The details of unfavorable foods of patients became evident after analyzing the food preference score and the PFC balance of the food. The study results showed that patients scored significantly lower than the controls on foods that contain 20–24% or less protein, 45–54% or less fat, and 30–39% or more carbohydrate. Conversely, patients scored higher (like/like very much) on foods that match the daily PFC ratio of 20–22%:47–51%:28–32% of patients’ diet in the adaptation/compensation period [24]. This finding means patients naturally chose foods that have the optimum nutritional balance for citrin deficiency. Another finding from the correlation and multiple regression analyses is that the carbohydrate amount contained in food has the strongest influence on patients’ preferences. Interestingly, however, citrin deficient patients showed a sensitive reaction to sweetness. The sweeter the food is, the lower the preference score is in patients, compared with the control, when the PFC ratio actually is not significantly affected by the sweet agents. Patients instead tend to favor a simple salty flavor (Figure 7).

Our findings suggest that child patients aged 2 to 6 years tend to disfavor high carbohydrate foods compared to the age-matched controls. It is said that children from one and a half years old are able to understand their favorite food, which makes them able to protect themselves and compensate for the metabolic dissonance from citrin deficiency by avoiding high carbohydrate foods from very early ages [32].

Our results showed that female subjects, in general, had lower preference scores and marked more food items as ‘dislike’ than the male subjects. It was also observed that the female controls equally rated lower in all foods regardless of the nutrient contents than male controls, whereas female patients clearly rated lower for low protein, low fat, and high carbohydrate foods, compared with the male patients. These findings could add support to a recent study that showed female patients take 1.8% more protein, 7% more fat, and 8.8% less carbohydrate in the PFC ratio than male patients [24], and perhaps explains the fewer cases of CTLN2 in females.

It is known that even a single occasion of excessive carbohydrate intake, similar to long-term high carbohydrate intake over time, can induce high ammonia levels and sickness in citrin deficiency [4,33]. In addition, the results of this survey clearly showed that patients dislike foods with 20–24% or less protein, 45–54% or less fat, and 30–39% or more carbohydrate. Since the PFC ratio of patients’ favored foods in this survey is almost the same as the reported PFC ratio obtained from the average nutritional evaluation of the patients’ diet, it is evident that patients aspire to a nutritional balance that can compensate for the metabolism dissonance caused by citrin deficiency in every food in every meal.

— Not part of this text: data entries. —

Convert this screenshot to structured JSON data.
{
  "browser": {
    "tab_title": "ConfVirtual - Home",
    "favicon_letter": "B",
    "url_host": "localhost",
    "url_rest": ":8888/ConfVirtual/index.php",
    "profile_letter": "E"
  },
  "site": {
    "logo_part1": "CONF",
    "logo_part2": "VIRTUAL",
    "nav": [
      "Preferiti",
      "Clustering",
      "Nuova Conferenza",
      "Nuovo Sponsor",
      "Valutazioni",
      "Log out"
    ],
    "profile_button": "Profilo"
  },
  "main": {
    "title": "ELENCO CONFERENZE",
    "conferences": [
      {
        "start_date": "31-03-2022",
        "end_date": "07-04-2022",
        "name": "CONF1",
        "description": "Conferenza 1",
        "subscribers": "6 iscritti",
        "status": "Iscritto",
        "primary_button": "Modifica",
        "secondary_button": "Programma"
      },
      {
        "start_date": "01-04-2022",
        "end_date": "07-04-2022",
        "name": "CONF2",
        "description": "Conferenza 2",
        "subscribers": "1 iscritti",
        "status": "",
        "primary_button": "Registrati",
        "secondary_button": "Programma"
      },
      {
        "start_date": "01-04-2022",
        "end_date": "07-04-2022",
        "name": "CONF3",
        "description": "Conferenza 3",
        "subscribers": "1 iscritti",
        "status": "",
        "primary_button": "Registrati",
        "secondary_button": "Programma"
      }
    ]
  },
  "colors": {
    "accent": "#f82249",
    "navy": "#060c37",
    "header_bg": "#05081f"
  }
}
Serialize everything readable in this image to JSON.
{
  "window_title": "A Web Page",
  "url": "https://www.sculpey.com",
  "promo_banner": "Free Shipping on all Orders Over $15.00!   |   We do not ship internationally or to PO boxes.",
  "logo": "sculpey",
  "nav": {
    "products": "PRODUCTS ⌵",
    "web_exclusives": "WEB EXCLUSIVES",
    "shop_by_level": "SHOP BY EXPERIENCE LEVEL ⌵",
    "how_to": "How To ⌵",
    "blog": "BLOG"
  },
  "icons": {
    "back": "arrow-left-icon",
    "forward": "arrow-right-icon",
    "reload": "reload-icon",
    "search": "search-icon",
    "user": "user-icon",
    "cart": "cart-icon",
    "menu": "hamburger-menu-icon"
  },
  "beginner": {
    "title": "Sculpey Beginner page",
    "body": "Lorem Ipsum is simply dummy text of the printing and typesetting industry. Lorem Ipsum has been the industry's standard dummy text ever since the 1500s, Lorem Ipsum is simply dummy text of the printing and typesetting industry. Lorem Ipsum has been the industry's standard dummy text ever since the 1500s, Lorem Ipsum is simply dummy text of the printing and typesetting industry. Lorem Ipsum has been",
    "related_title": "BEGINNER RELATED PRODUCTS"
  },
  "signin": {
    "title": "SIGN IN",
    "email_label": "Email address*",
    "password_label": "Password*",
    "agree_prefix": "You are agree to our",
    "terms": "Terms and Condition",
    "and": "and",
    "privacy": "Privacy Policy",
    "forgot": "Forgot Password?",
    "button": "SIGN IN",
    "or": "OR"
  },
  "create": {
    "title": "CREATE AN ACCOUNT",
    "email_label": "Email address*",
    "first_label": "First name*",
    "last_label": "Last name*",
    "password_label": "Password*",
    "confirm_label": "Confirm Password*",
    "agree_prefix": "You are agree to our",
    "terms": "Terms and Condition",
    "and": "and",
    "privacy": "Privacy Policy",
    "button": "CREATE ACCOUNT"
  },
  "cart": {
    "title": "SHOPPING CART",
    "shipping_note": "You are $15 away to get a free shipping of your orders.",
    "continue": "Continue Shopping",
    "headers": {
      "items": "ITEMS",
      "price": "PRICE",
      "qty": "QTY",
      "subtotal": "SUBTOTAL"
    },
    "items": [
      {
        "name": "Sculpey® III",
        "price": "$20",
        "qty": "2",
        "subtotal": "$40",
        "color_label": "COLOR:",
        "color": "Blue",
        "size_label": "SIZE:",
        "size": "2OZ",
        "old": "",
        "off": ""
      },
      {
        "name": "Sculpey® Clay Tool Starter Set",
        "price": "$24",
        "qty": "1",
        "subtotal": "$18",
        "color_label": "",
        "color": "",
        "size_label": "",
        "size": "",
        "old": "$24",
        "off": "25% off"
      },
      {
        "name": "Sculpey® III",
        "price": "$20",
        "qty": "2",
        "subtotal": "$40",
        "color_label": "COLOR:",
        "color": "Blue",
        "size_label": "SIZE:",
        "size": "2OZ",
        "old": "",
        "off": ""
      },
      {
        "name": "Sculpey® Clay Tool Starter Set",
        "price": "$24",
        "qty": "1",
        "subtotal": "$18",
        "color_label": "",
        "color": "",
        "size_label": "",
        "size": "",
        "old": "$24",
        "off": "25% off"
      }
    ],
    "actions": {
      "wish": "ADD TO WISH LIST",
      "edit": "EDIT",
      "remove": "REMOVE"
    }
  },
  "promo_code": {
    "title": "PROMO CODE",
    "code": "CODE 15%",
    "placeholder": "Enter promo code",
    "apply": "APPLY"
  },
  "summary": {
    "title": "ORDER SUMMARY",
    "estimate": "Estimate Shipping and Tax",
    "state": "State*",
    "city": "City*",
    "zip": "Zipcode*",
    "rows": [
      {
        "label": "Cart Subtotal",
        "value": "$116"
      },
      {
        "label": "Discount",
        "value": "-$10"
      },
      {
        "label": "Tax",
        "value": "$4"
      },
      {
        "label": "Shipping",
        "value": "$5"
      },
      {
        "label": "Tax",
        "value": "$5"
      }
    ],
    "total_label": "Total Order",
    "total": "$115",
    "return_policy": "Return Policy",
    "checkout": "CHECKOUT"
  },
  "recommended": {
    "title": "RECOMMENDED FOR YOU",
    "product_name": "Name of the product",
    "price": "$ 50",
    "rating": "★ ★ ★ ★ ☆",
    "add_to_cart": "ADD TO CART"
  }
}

Maintaining carbohydrate intake at a minimum level is key to achieving high QOL and asymptomatic conditions for patients during the adaptation/compensation period. It is also worth noting that the self-defense mechanism has already been established in infancy after NICCD recovery, by 2 years of age at the latest. These children naturally learn that high carbohydrate foods have an adverse effect on them, and they avoid such food almost as an instinct.